Bladder biomechanics and the use of scaffolds for regenerative medicine in the urinary bladder.

The urinary bladder is a complex organ with the primary functions of storing urine under low and stable pressure and micturition. Many clinical conditions can cause poor bladder compliance, reduced capacity, and incontinence, requiring bladder augmentation or use of regenerative techniques and scaffolds. To replicate an organ that is under frequent mechanical loading and unloading, special attention towards fulfilling its biomechanical requirements is necessary. Several biological and synthetic scaffolds are available, with various characteristics that qualify them for use in bladder regeneration in vitro and in vivo, including in the treatment of clinical conditions. The biomechanical properties of the native bladder can be investigated using a range of mechanical tests for standardized assessments, as well as mathematical and computational bladder biomechanics. Despite a large body of research into tissue engineering of the bladder wall, some features of the native bladder and the scaffolds used to mimic it need further elucidation. Collection of comparable reference data from different animal models would be a helpful tool for researchers and will enable comparison of different scaffolds in order to optimize characteristics before entering preclinical and clinical trials.

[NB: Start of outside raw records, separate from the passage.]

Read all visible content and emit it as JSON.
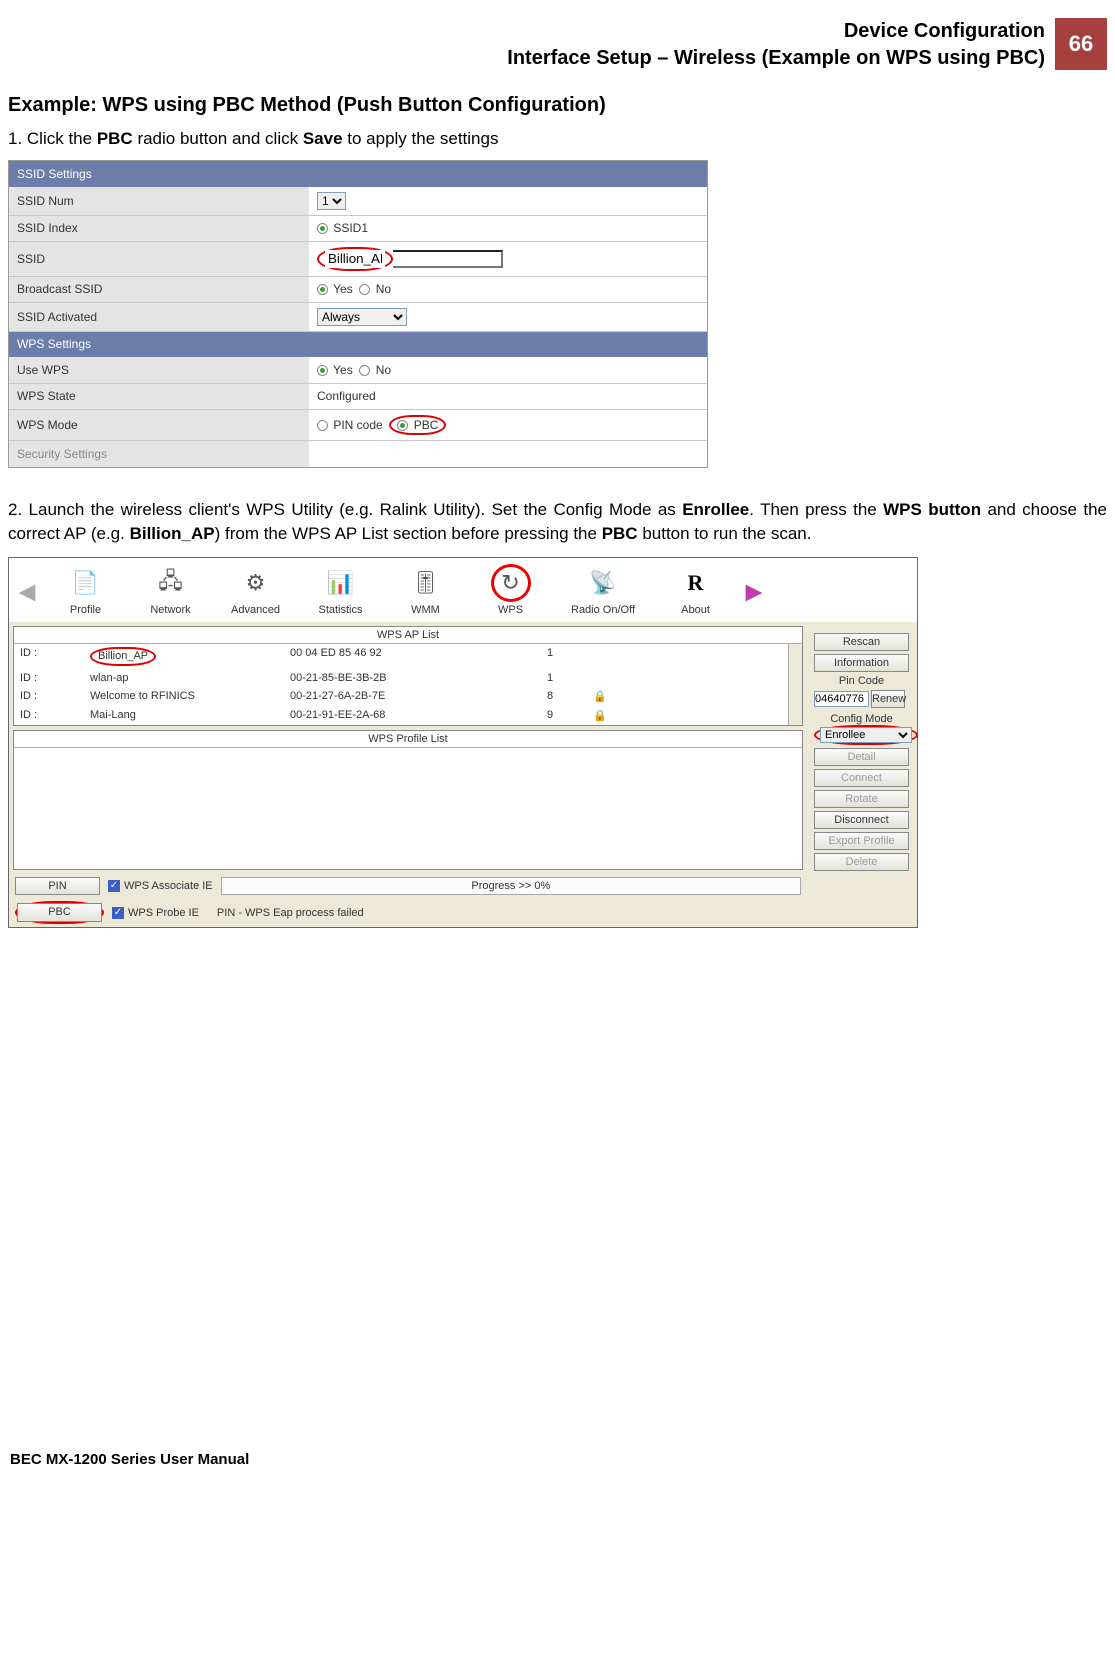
{
  "header": {
    "title1": "Device Configuration",
    "title2": "Interface Setup – Wireless (Example on WPS using PBC)",
    "page_number": "66"
  },
  "example_title": "Example: WPS using PBC Method (Push Button Configuration)",
  "step1": {
    "prefix": "1.  Click the ",
    "b1": "PBC",
    "mid": " radio button and click ",
    "b2": "Save",
    "suffix": " to apply the settings"
  },
  "router": {
    "sec1": "SSID Settings",
    "ssid_num_label": "SSID Num",
    "ssid_num_value": "1",
    "ssid_index_label": "SSID Index",
    "ssid_index_value": "SSID1",
    "ssid_label": "SSID",
    "ssid_value": "Billion_AP",
    "broadcast_label": "Broadcast SSID",
    "yes": "Yes",
    "no": "No",
    "activated_label": "SSID Activated",
    "activated_value": "Always",
    "sec2": "WPS Settings",
    "use_wps_label": "Use WPS",
    "wps_state_label": "WPS State",
    "wps_state_value": "Configured",
    "wps_mode_label": "WPS Mode",
    "pin_code": "PIN code",
    "pbc": "PBC",
    "sec3": "Security Settings"
  },
  "step2": {
    "prefix": "2.  Launch the wireless client's WPS Utility (e.g. Ralink Utility). Set the Config Mode as ",
    "b1": "Enrollee",
    "mid1": ". Then press the ",
    "b2": "WPS button",
    "mid2": " and choose the correct AP (e.g. ",
    "b3": "Billion_AP",
    "mid3": ") from the WPS AP List section before pressing the ",
    "b4": "PBC",
    "suffix": " button to run the scan."
  },
  "ralink": {
    "toolbar": [
      "Profile",
      "Network",
      "Advanced",
      "Statistics",
      "WMM",
      "WPS",
      "Radio On/Off",
      "About"
    ],
    "aplist_hdr": "WPS AP List",
    "profilelist_hdr": "WPS Profile List",
    "rows": [
      {
        "id": "ID :",
        "name": "Billion_AP",
        "mac": "00 04 ED 85 46 92",
        "ch": "1",
        "sec": ""
      },
      {
        "id": "ID :",
        "name": "wlan-ap",
        "mac": "00-21-85-BE-3B-2B",
        "ch": "1",
        "sec": ""
      },
      {
        "id": "ID :",
        "name": "Welcome to RFINICS",
        "mac": "00-21-27-6A-2B-7E",
        "ch": "8",
        "sec": "🔒"
      },
      {
        "id": "ID :",
        "name": "Mai-Lang",
        "mac": "00-21-91-EE-2A-68",
        "ch": "9",
        "sec": "🔒"
      }
    ],
    "side": {
      "rescan": "Rescan",
      "information": "Information",
      "pincode_label": "Pin Code",
      "pincode_value": "04640776",
      "renew": "Renew",
      "config_mode": "Config Mode",
      "enrollee": "Enrollee",
      "detail": "Detail",
      "connect": "Connect",
      "rotate": "Rotate",
      "disconnect": "Disconnect",
      "export": "Export Profile",
      "delete": "Delete"
    },
    "bottom": {
      "pin": "PIN",
      "pbc": "PBC",
      "assoc": "WPS Associate IE",
      "probe": "WPS Probe IE",
      "progress": "Progress >> 0%",
      "status": "PIN - WPS Eap process failed"
    }
  },
  "footer": "BEC MX-1200 Series User Manual"
}
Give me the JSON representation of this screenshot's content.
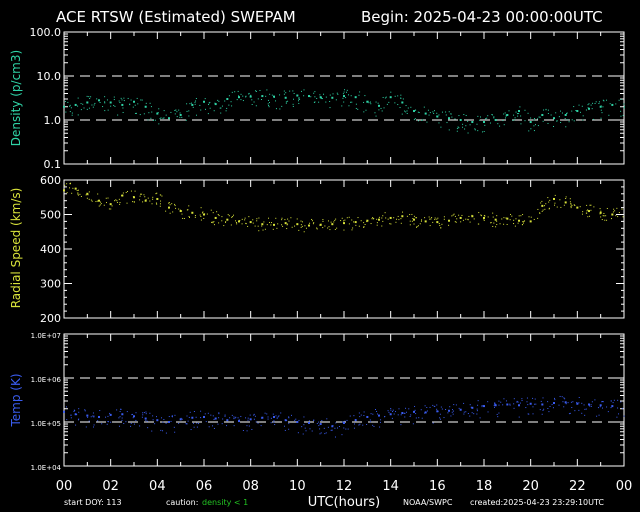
{
  "header": {
    "title": "ACE RTSW (Estimated) SWEPAM",
    "begin": "Begin: 2025-04-23 00:00:00UTC"
  },
  "footer": {
    "start_doy": "start DOY: 113",
    "caution_label": "caution:",
    "caution_value": "density < 1",
    "source": "NOAA/SWPC",
    "created": "created:2025-04-23 23:29:10UTC"
  },
  "colors": {
    "background": "#000000",
    "frame": "#ffffff",
    "density": "#2fd3a6",
    "speed": "#d8e23a",
    "temp": "#3a5cf0",
    "caution": "#22c322"
  },
  "chart_data": [
    {
      "type": "scatter",
      "ylabel": "Density (p/cm3)",
      "yscale": "log",
      "ylim": [
        0.1,
        100
      ],
      "yticks": [
        0.1,
        1.0,
        10.0,
        100.0
      ],
      "ytick_labels": [
        "0.1",
        "1.0",
        "10.0",
        "100.0"
      ],
      "ref_lines": [
        1.0,
        10.0
      ],
      "xlim": [
        0,
        24
      ],
      "color": "#2fd3a6",
      "x": [
        0,
        0.5,
        1,
        1.5,
        2,
        2.5,
        3,
        3.5,
        4,
        4.5,
        5,
        5.5,
        6,
        6.5,
        7,
        7.5,
        8,
        8.5,
        9,
        9.5,
        10,
        10.5,
        11,
        11.5,
        12,
        12.5,
        13,
        13.5,
        14,
        14.5,
        15,
        15.5,
        16,
        16.5,
        17,
        17.5,
        18,
        18.5,
        19,
        19.5,
        20,
        20.5,
        21,
        21.5,
        22,
        22.5,
        23,
        23.5
      ],
      "y": [
        2.0,
        2.2,
        2.5,
        2.8,
        2.5,
        2.2,
        2.6,
        2.0,
        1.4,
        1.1,
        1.3,
        2.2,
        2.6,
        2.3,
        3.0,
        3.3,
        3.4,
        3.5,
        3.4,
        3.2,
        3.6,
        3.5,
        3.3,
        3.2,
        3.5,
        3.3,
        2.6,
        2.1,
        3.3,
        2.5,
        1.6,
        1.4,
        1.2,
        1.1,
        1.0,
        0.9,
        0.9,
        1.0,
        1.3,
        1.6,
        0.9,
        1.3,
        1.1,
        1.3,
        1.6,
        1.8,
        2.0,
        2.2
      ]
    },
    {
      "type": "scatter",
      "ylabel": "Radial Speed (km/s)",
      "ylim": [
        200,
        600
      ],
      "yticks": [
        200,
        300,
        400,
        500,
        600
      ],
      "ytick_labels": [
        "200",
        "300",
        "400",
        "500",
        "600"
      ],
      "xlim": [
        0,
        24
      ],
      "color": "#d8e23a",
      "x": [
        0,
        0.5,
        1,
        1.5,
        2,
        2.5,
        3,
        3.5,
        4,
        4.5,
        5,
        5.5,
        6,
        6.5,
        7,
        7.5,
        8,
        8.5,
        9,
        9.5,
        10,
        10.5,
        11,
        11.5,
        12,
        12.5,
        13,
        13.5,
        14,
        14.5,
        15,
        15.5,
        16,
        16.5,
        17,
        17.5,
        18,
        18.5,
        19,
        19.5,
        20,
        20.5,
        21,
        21.5,
        22,
        22.5,
        23,
        23.5
      ],
      "y": [
        570,
        575,
        560,
        540,
        530,
        555,
        550,
        540,
        545,
        520,
        510,
        505,
        500,
        490,
        485,
        480,
        478,
        472,
        470,
        475,
        472,
        468,
        470,
        472,
        475,
        478,
        482,
        485,
        490,
        495,
        485,
        480,
        478,
        482,
        490,
        495,
        490,
        485,
        488,
        482,
        480,
        525,
        545,
        535,
        520,
        510,
        505,
        500
      ]
    },
    {
      "type": "scatter",
      "ylabel": "Temp (K)",
      "yscale": "log",
      "ylim": [
        10000,
        10000000
      ],
      "yticks": [
        10000,
        100000,
        1000000,
        10000000
      ],
      "ytick_labels": [
        "1.0E+04",
        "1.0E+05",
        "1.0E+06",
        "1.0E+07"
      ],
      "ref_lines": [
        100000,
        1000000
      ],
      "xlim": [
        0,
        24
      ],
      "xticks": [
        0,
        2,
        4,
        6,
        8,
        10,
        12,
        14,
        16,
        18,
        20,
        22,
        24
      ],
      "xtick_labels": [
        "00",
        "02",
        "04",
        "06",
        "08",
        "10",
        "12",
        "14",
        "16",
        "18",
        "20",
        "22",
        "00"
      ],
      "xlabel": "UTC(hours)",
      "color": "#3a5cf0",
      "x": [
        0,
        0.5,
        1,
        1.5,
        2,
        2.5,
        3,
        3.5,
        4,
        4.5,
        5,
        5.5,
        6,
        6.5,
        7,
        7.5,
        8,
        8.5,
        9,
        9.5,
        10,
        10.5,
        11,
        11.5,
        12,
        12.5,
        13,
        13.5,
        14,
        14.5,
        15,
        15.5,
        16,
        16.5,
        17,
        17.5,
        18,
        18.5,
        19,
        19.5,
        20,
        20.5,
        21,
        21.5,
        22,
        22.5,
        23,
        23.5
      ],
      "y": [
        170000,
        150000,
        140000,
        130000,
        145000,
        150000,
        135000,
        120000,
        110000,
        100000,
        115000,
        125000,
        130000,
        120000,
        110000,
        105000,
        115000,
        125000,
        130000,
        110000,
        100000,
        95000,
        90000,
        80000,
        95000,
        110000,
        130000,
        140000,
        150000,
        160000,
        170000,
        165000,
        175000,
        180000,
        190000,
        210000,
        230000,
        240000,
        250000,
        240000,
        260000,
        250000,
        270000,
        280000,
        260000,
        250000,
        240000,
        230000
      ]
    }
  ]
}
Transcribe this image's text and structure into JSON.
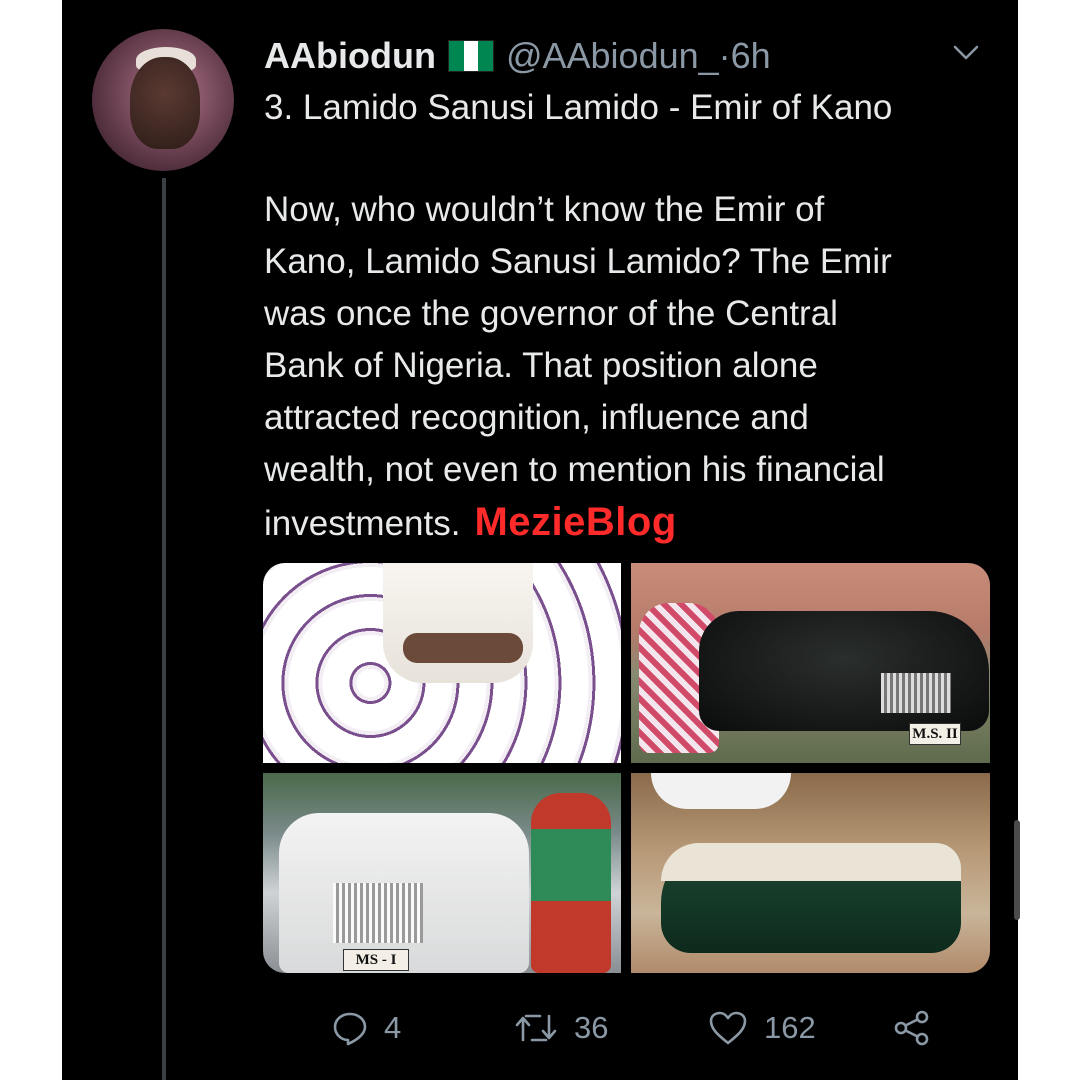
{
  "tweet": {
    "author_name": "AAbiodun",
    "handle": "@AAbiodun_",
    "time_sep": " · ",
    "time": "6h",
    "title_line": "3. Lamido Sanusi Lamido - Emir of Kano",
    "body_lines": [
      "Now, who wouldn’t know the Emir of",
      "Kano, Lamido Sanusi Lamido? The Emir",
      "was once the governor of the Central",
      "Bank of Nigeria. That position alone",
      "attracted recognition, influence and",
      "wealth, not even to mention his financial"
    ],
    "last_line": "investments.",
    "watermark": "MezieBlog",
    "flag_colors": [
      "#008751",
      "#ffffff",
      "#008751"
    ],
    "accent_watermark": "#ff2a2a"
  },
  "media": {
    "plates": {
      "black_car": "M.S. II",
      "white_car": "MS - I"
    }
  },
  "actions": {
    "replies": "4",
    "retweets": "36",
    "likes": "162",
    "icons": [
      "reply-icon",
      "retweet-icon",
      "like-icon",
      "share-icon"
    ]
  }
}
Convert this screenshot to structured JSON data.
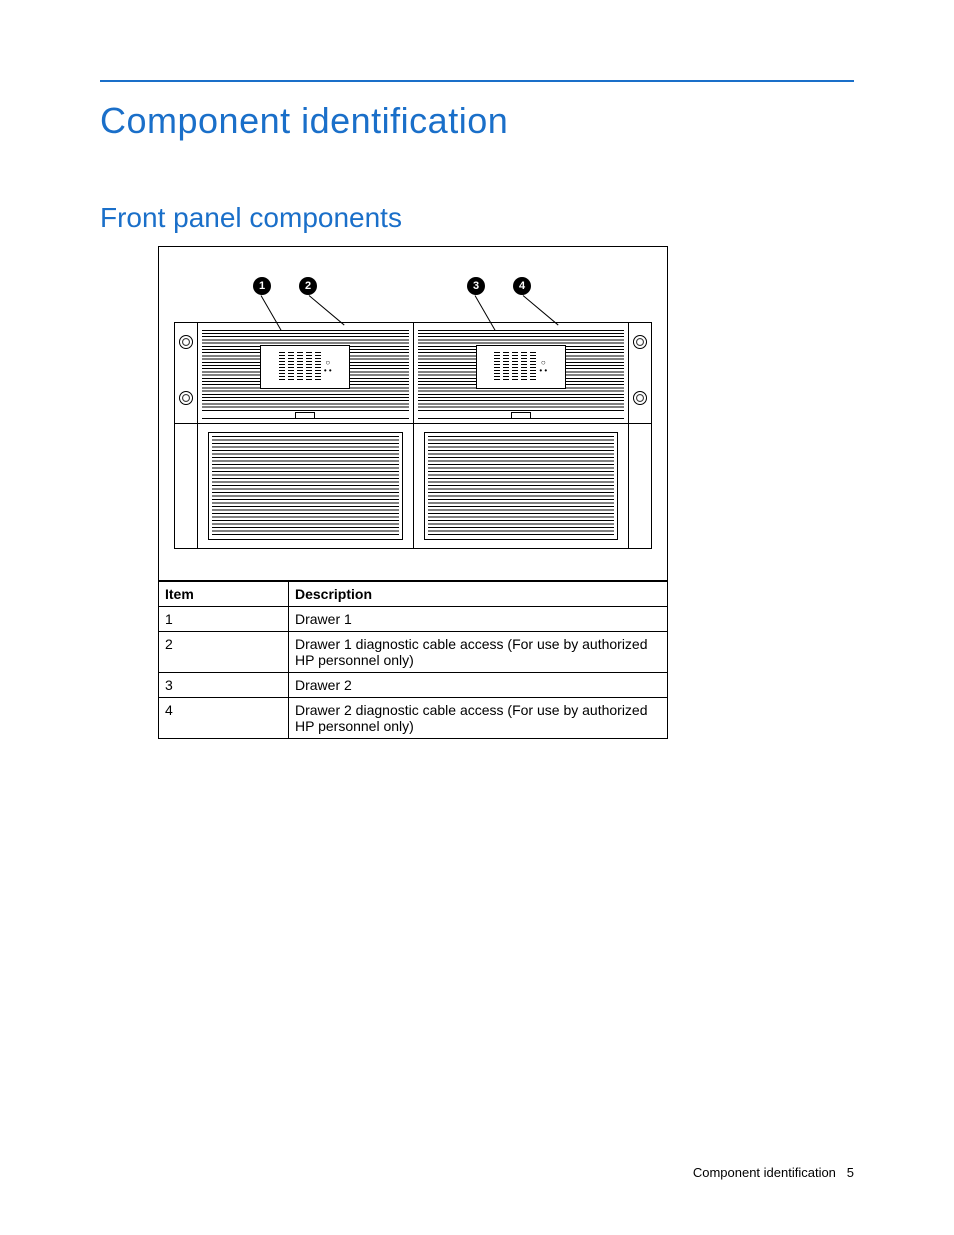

Bladder wall biomechanics: A comprehensive study on fresh porcine urinary bladder.

Regenerative medicine for reconstructive urogenital surgery has been widely studied during the last two decades. One of the key factors affecting the quality of bladder regeneration is the mechanical properties of the bladder scaffold. Insight into the biomechanics of this organ is expected to assist researchers with functional regeneration of the bladder wall. Due to extensive similarities between human bladder and porcine bladder, and with regard to lack of comprehensive biomechanical data from the porcine bladder wall (BW), our main goal here was to provide a thorough evaluation on viscoelastic properties of fresh porcine urinary BW. Three testing modes including Uniaxial tensile, ball-burst (BB) and Dynamic Mechanical Analysis (DMA) were applied in parallel. Uniaxial tests were applied to study how different circumferential and longitudinal cut-outs of lateral region of BW behave under load. DMA was used to measure the viscoelastic properties of the bladder tissue (storage and loss modulus) in a frequency range of 0.1-3Hz. BB was selected as a different technique, replicating normal physiological conditions where the BW is studied in whole. According to uniaxial tests, the anisotropic behavior of bladder is evident at strain loads higher than 200%. According to DMA, storage modulus is consistently higher than loss modulus in both directions, revealing the elasticity of the BW. The stress-strain curves of both uniaxial and BB tests showed similar trends. However, the ultimate stress measured from BB was found to be around 5 times of the relevant stress from uniaxial loading. The ultimate strain in BB (389.9 ± 59.8) was interestingly an approximate average of rupture strains in longitudinal (358 ± 21) and circumferential (435 ± 69) directions. Considering that each testing mode applied here reveals distinct information, outcomes from the combination of the three can be considered as a helpful data-base to refer to for researchers aiming to regenerate the bladder.